Bryant smiled. “Not anything whatsoever,” he said.
Steve Nash caught an early glimpse on the manufactured soap opera surrounding the Lakers. “It doesn’t mean anything. That’s all media talk.”
Pau Gasol seemed rather stoic. “Kobe has been here for so long and has been the staple of the team for so long. He deserves that title. I’m not going to question that at all.”
Of course not. Make no mistake. Even with the Lakers acquiring Dwight Howard and Nash this off-season, a changing of the guard didn’t suddenly take place.
“It’s mine,” Bryant said. “I got five rings. What do you want me to do?”
And that’s the pressing question. Bryant insisted his immediately proclaiming the title that he never lost as “just putting you guys in order.” He recalled endless debate on whether LeBron James or Dwyane Wade ran the Heat when they teamed up two years ago and immediately wanted, in his words, "[to] put that to bed.”
What actually matters in this topic involves whether there’s any practical implications that could affect them on the floor. The Lakers insist there are not. Lost in Bryant’s proclaiming team ownership came his revelation moments later that he wants Howard eventually to take over the mantle as the team’s franchise player. The Lakers’ star-studded lineup in Bryant, Howard, Nash, Gasol and Metta World Peace offered a clear-cut endorsement on making sacrifices.
But in my experience covering the Lakers, very little matters regarding what the players actually say. They’re all intelligent and media-savvy. The Lakers reveal themselves more in their on-court actions.
See, the Lakers in recent seasons talked openly about not taking any game lightly. During their championship years, the Lakers often coasted during middle-of-the week regular-season games against mediocre opponents. Mike Brown touted the importance all last season in limiting Bryant’s minutes. But he rarely did that, because the team lacked a definitive backup shooting guard. The Lakers routinely touted the importance in maximizing their frontcourt talent. But Bryant’s hero ball and frontcourt passivity contributed at times to the imbalance. Bryant usually maintained that he wouldn’t change his scorer’s mentality. But his aggressive and facilitating mind-set fluctuated almost from game to game.
“I don’t care about any of that stuff,” Gasol said. “I care about results on the floor and how we finish the season.”
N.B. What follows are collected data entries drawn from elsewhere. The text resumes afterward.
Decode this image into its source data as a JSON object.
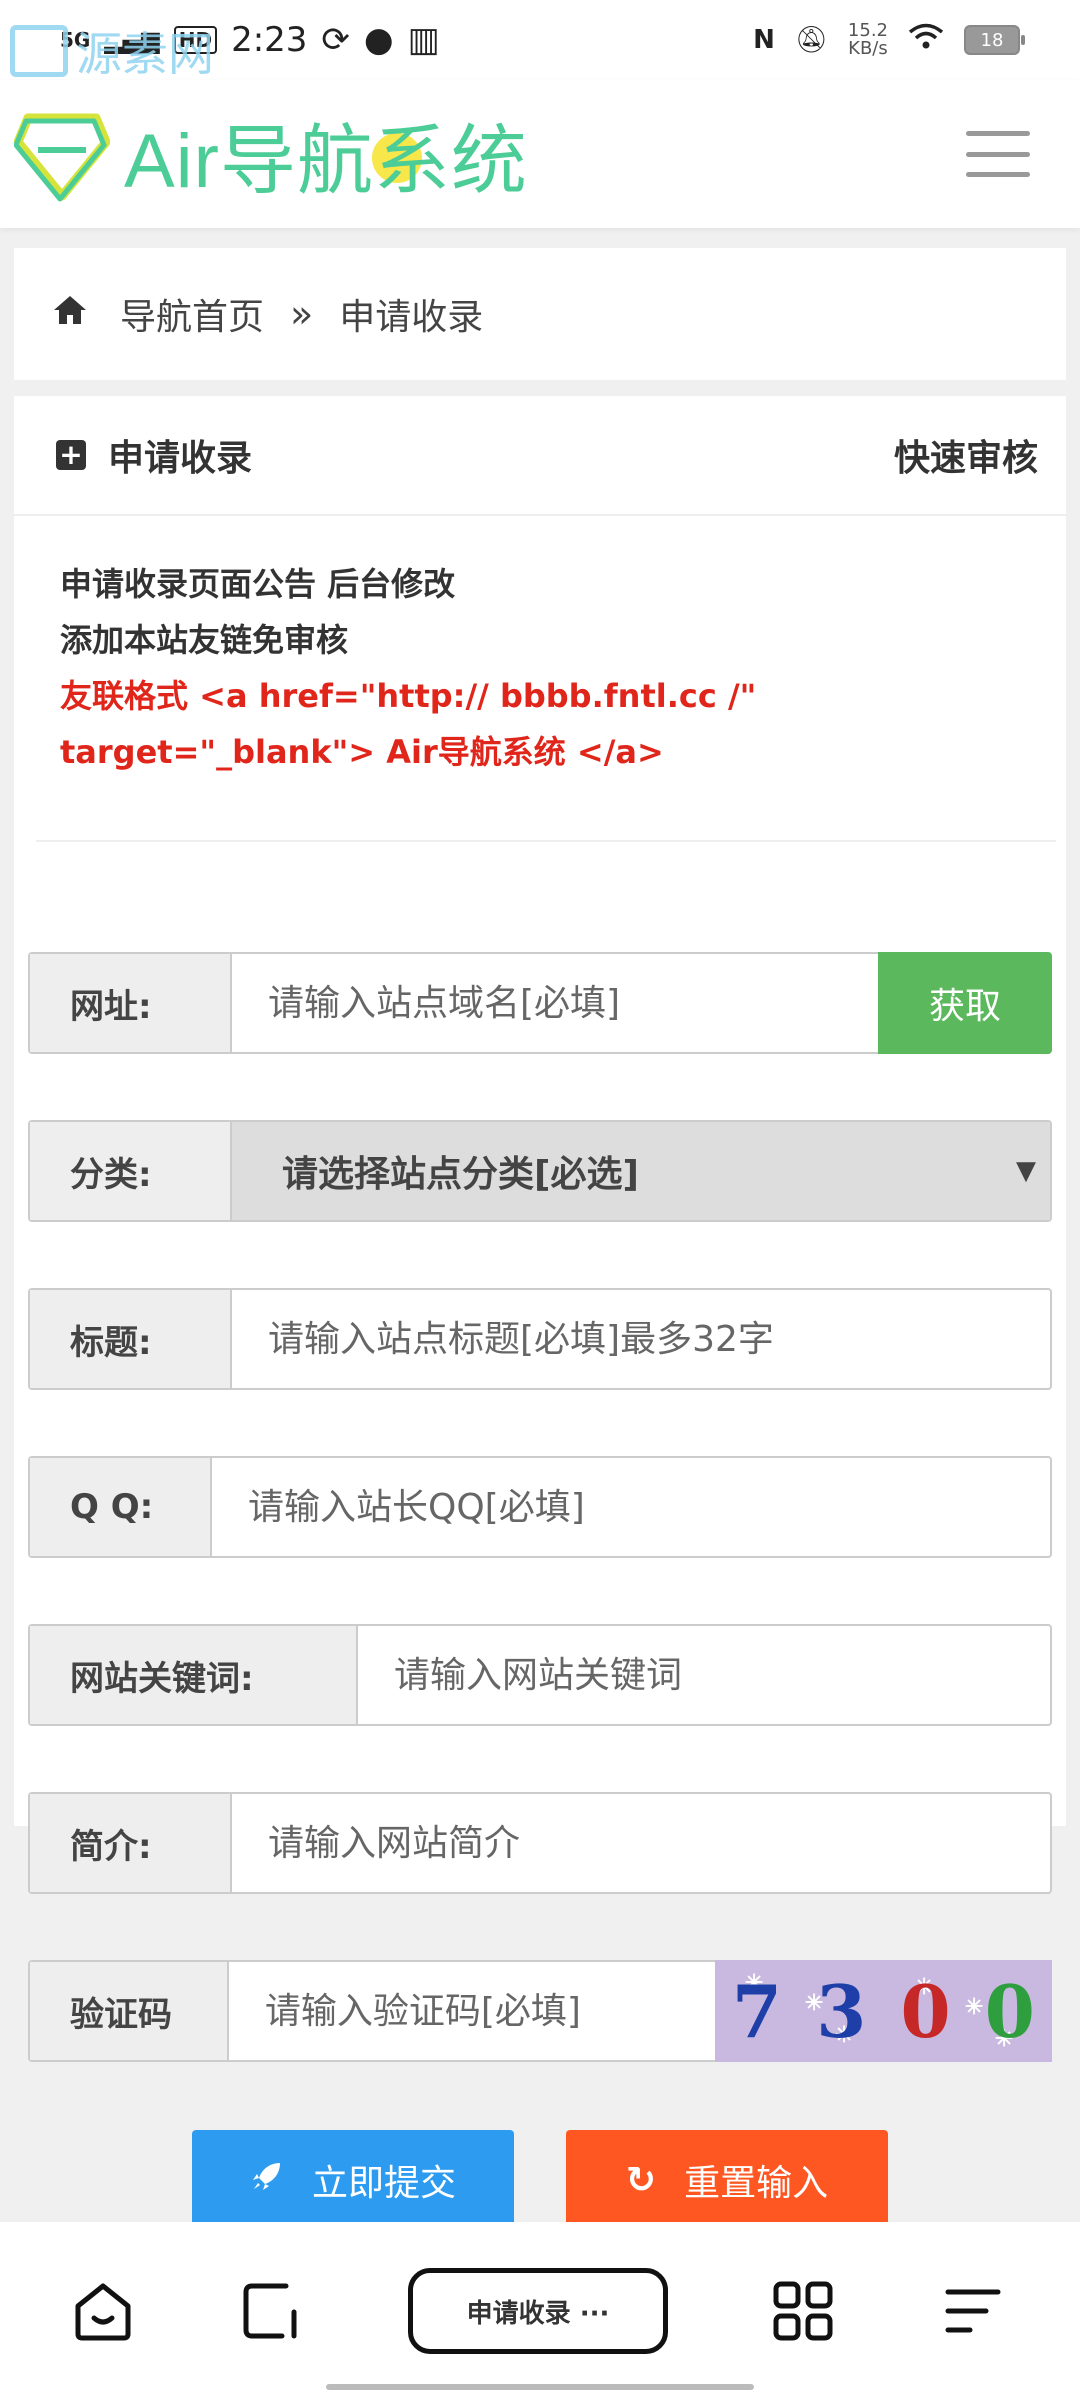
{
  "status": {
    "signal": "5G",
    "hd": "HD",
    "time": "2:23",
    "net_speed": "15.2",
    "net_unit": "KB/s",
    "battery": "18"
  },
  "watermark": "源素网",
  "header": {
    "title": "Air导航系统",
    "brand_color": "#4ccd97"
  },
  "breadcrumb": {
    "home": "导航首页",
    "separator": "»",
    "current": "申请收录"
  },
  "card": {
    "title": "申请收录",
    "right_link": "快速审核"
  },
  "notice": {
    "line1": "申请收录页面公告 后台修改",
    "line2": "添加本站友链免审核",
    "line3": "友联格式 <a href=\"http:// bbbb.fntl.cc /\"",
    "line4": "target=\"_blank\"> Air导航系统 </a>"
  },
  "form": {
    "url": {
      "label": "网址:",
      "placeholder": "请输入站点域名[必填]",
      "button": "获取"
    },
    "category": {
      "label": "分类:",
      "selected": "请选择站点分类[必选]"
    },
    "title": {
      "label": "标题:",
      "placeholder": "请输入站点标题[必填]最多32字"
    },
    "qq": {
      "label": "Q Q:",
      "placeholder": "请输入站长QQ[必填]"
    },
    "keywords": {
      "label": "网站关键词:",
      "placeholder": "请输入网站关键词"
    },
    "intro": {
      "label": "简介:",
      "placeholder": "请输入网站简介"
    },
    "captcha": {
      "label": "验证码",
      "placeholder": "请输入验证码[必填]",
      "digits": [
        "7",
        "3",
        "0",
        "0"
      ]
    }
  },
  "buttons": {
    "submit": "立即提交",
    "reset": "重置输入"
  },
  "bottom_nav": {
    "pill": "申请收录 ···"
  }
}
And there lies the rub. Of course, many agree Bryant deserves to run the team because of his experience, five championships and unmatched work ethic. Will the team’s unanimous outlook on Bryant running the team make him more inclined to defer on the court? Or will it prompt Bryant to carry the majority of the workload on his own despite the strong supporting cast around him?
Given Bryant’s stage of his career, I believe he’ll follow the former approach. He sounds honest when he touts Nash taking control of the ball and Howard and Gasol having a larger post presence. Meanwhile, Bryant’s teammates recognize the importance his scoring brings even if the responsibility doesn’t solely square on him. Nash even described Bryant as “our go-to-guy even with all the talent we have.”
Even if the Lakers appear genuine in wanting to meld all their talents together, they still could experience hiccups. Brown’s proclamation earlier this week that Bryant should take the last shot could spur the Lakers’ offense into becoming predictable. Each player could struggle with the new elements of Brown’s offense that centers on pick-and-rolls and elements of the Princeton system. Player frustration over a reduced role could emerge if the team goes through a losing streak.
In that respect, it’s good Bryant took ownership of the team. His championship mind-set will trickle down. No one will feel as inclined to take short cuts when the Lakers’ star refuses to do so. They’ll take cues on how to maximize their talent. But just because Bryant leads this year’s Lakers hardly means he doesn’t want help.
“Of course there are personalities and players [who will] emerge as leaders on the team,” Nash said. “But we don’t walk around the locker room saying, ‘Remember, it’s Kobe’s team! We all know who he is and what we’re trying to do to win.
“If it has to be somebody’s team, it’s Kobe’s team. But in reality, we all have to share the burden.”